# Somebody take my birds away



## CaliTiels (Oct 18, 2012)

Because _this_ is what I do to them...


----------



## Sunshine1313 (Dec 18, 2013)

LOL! Best picture ever.


----------



## RowdyTiel (Jan 24, 2013)

ROFL!!! :rofl: Oh my gosh this is THE best photo manip EVER. XD Bwahahahaaa!


----------



## allons_ykaylee (Nov 12, 2013)

Hahaha! Beaker is a majestic steed!


----------



## Denvers Mom (Dec 11, 2013)

Oh Stephanie. I'll be glad to take them, lol.


----------



## moonchild (Jul 29, 2012)

ABUSE!!!

I'm calling PETA.


----------



## CaliTiels (Oct 18, 2012)

moonchild said:


> ABUSE!!!
> 
> I'm calling PETA.


Hey, don't bring that up here. And how so? I ride bit-free :rofl:


----------



## Peetenomax (Nov 23, 2013)

Are they going to use him in the next Smurf movie?


----------



## BirdCrazyJill (Apr 23, 2013)

this is hilarious!!!


----------



## Vickitiel (Oct 10, 2012)

Oh my goodness :rofl:


----------



## Renae (Feb 9, 2008)

I needed that laugh, thank you!!


----------



## Emmaline (Dec 7, 2013)

Hahahah this is gold.


----------



## Mezza (Feb 19, 2013)

Hahaha!
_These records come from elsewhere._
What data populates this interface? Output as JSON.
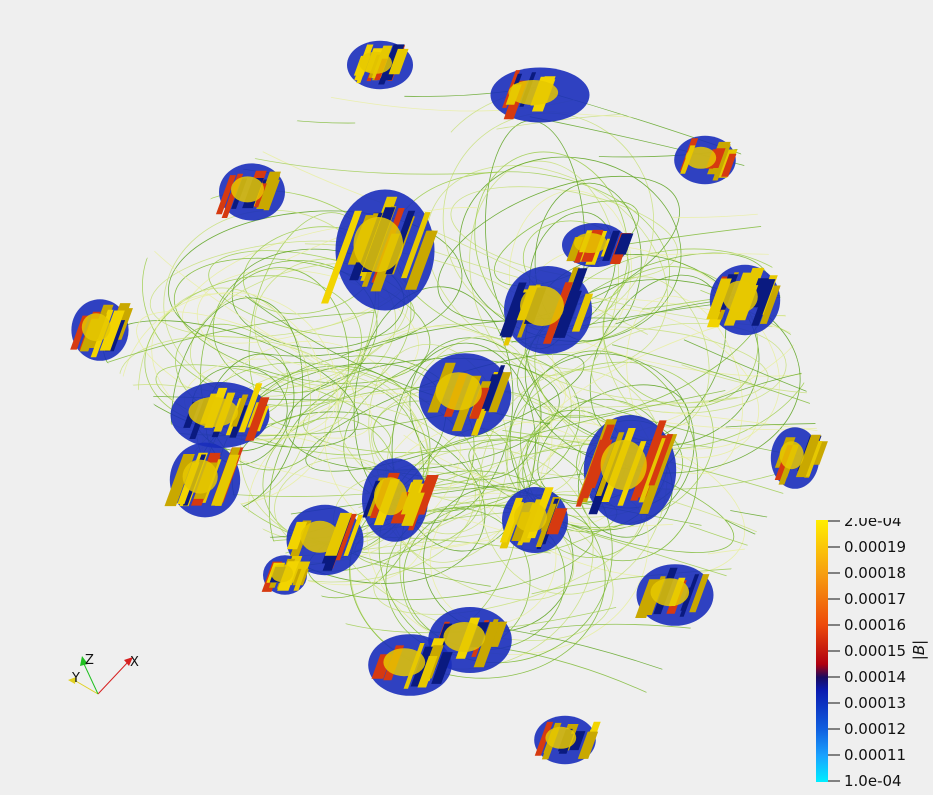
{
  "scene": {
    "field_line_colors": [
      "#7ab82e",
      "#9ccc4a",
      "#c8e07a",
      "#e8ef9e",
      "#5aa21c"
    ],
    "isosurface_colors": [
      "#e6c800",
      "#f2d400",
      "#c9a800",
      "#d63a10",
      "#1a2dbb",
      "#0a1a80"
    ]
  },
  "colorbar": {
    "title": "|B|",
    "min_label": "1.0e-04",
    "max_label": "2.0e-04",
    "ticks": [
      {
        "value": 0.00019,
        "label": "0.00019"
      },
      {
        "value": 0.00018,
        "label": "0.00018"
      },
      {
        "value": 0.00017,
        "label": "0.00017"
      },
      {
        "value": 0.00016,
        "label": "0.00016"
      },
      {
        "value": 0.00015,
        "label": "0.00015"
      },
      {
        "value": 0.00014,
        "label": "0.00014"
      },
      {
        "value": 0.00013,
        "label": "0.00013"
      },
      {
        "value": 0.00012,
        "label": "0.00012"
      },
      {
        "value": 0.00011,
        "label": "0.00011"
      }
    ],
    "range": [
      0.0001,
      0.0002
    ],
    "gradient_stops": [
      {
        "value": 0.0001,
        "color": "#00eeff"
      },
      {
        "value": 0.00011,
        "color": "#1aa3ff"
      },
      {
        "value": 0.00012,
        "color": "#1060e0"
      },
      {
        "value": 0.000135,
        "color": "#0a1ab0"
      },
      {
        "value": 0.00014,
        "color": "#1a0a60"
      },
      {
        "value": 0.000145,
        "color": "#b00010"
      },
      {
        "value": 0.00016,
        "color": "#ee4a0a"
      },
      {
        "value": 0.00018,
        "color": "#f7a010"
      },
      {
        "value": 0.0002,
        "color": "#ffee00"
      }
    ]
  },
  "orientation_axes": {
    "x_label": "X",
    "y_label": "Y",
    "z_label": "Z",
    "x_color": "#d62020",
    "y_color": "#e0d020",
    "z_color": "#20c020"
  }
}
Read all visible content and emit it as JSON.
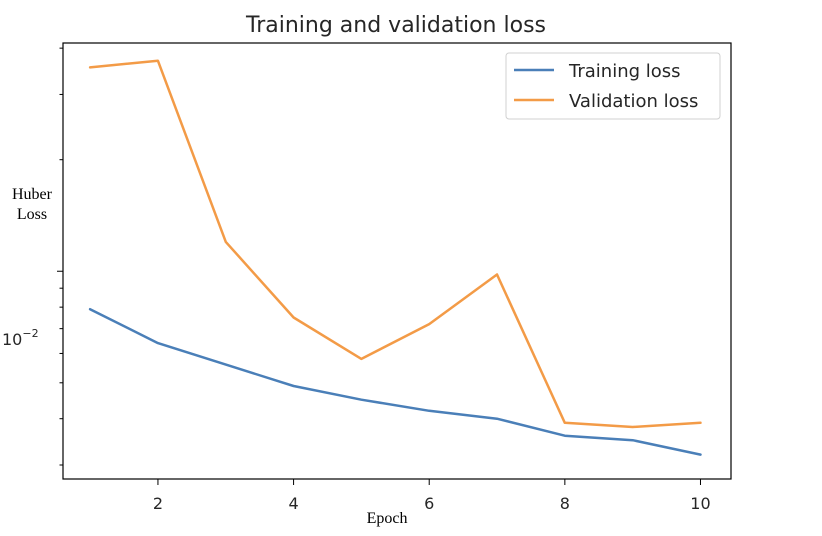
{
  "chart_data": {
    "type": "line",
    "title": "Training and validation loss",
    "xlabel": "Epoch",
    "ylabel": [
      "Huber",
      "Loss"
    ],
    "yscale": "log",
    "ytick_label": {
      "base": "10",
      "exp": "−2"
    },
    "ytick_value": 0.01,
    "xlim": [
      0.6,
      10.45
    ],
    "ylim": [
      0.00275,
      0.0413
    ],
    "x_ticks": [
      2,
      4,
      6,
      8,
      10
    ],
    "y_minor_ticks": [
      0.003,
      0.004,
      0.005,
      0.006,
      0.007,
      0.008,
      0.009,
      0.02,
      0.03,
      0.04
    ],
    "x": [
      1,
      2,
      3,
      4,
      5,
      6,
      7,
      8,
      9,
      10
    ],
    "series": [
      {
        "name": "Training loss",
        "color": "#4a7fb8",
        "values": [
          0.0079,
          0.0064,
          0.0056,
          0.0049,
          0.0045,
          0.0042,
          0.004,
          0.0036,
          0.0035,
          0.0032
        ]
      },
      {
        "name": "Validation loss",
        "color": "#f39b47",
        "values": [
          0.0355,
          0.037,
          0.012,
          0.0075,
          0.0058,
          0.0072,
          0.0098,
          0.0039,
          0.0038,
          0.0039
        ]
      }
    ],
    "grid": false,
    "legend": "top-right"
  }
}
Too funny! No wonder he is a grumpy old man. Lol!


----------



## Annie (Nov 20, 2009)

I'd really like to know how you managed to get the saddle to stay on. :lol:


----------



## laszlosmom (Dec 3, 2013)

Bahaha it's even more hilarious cuz he looks so unamused. Great pic!


----------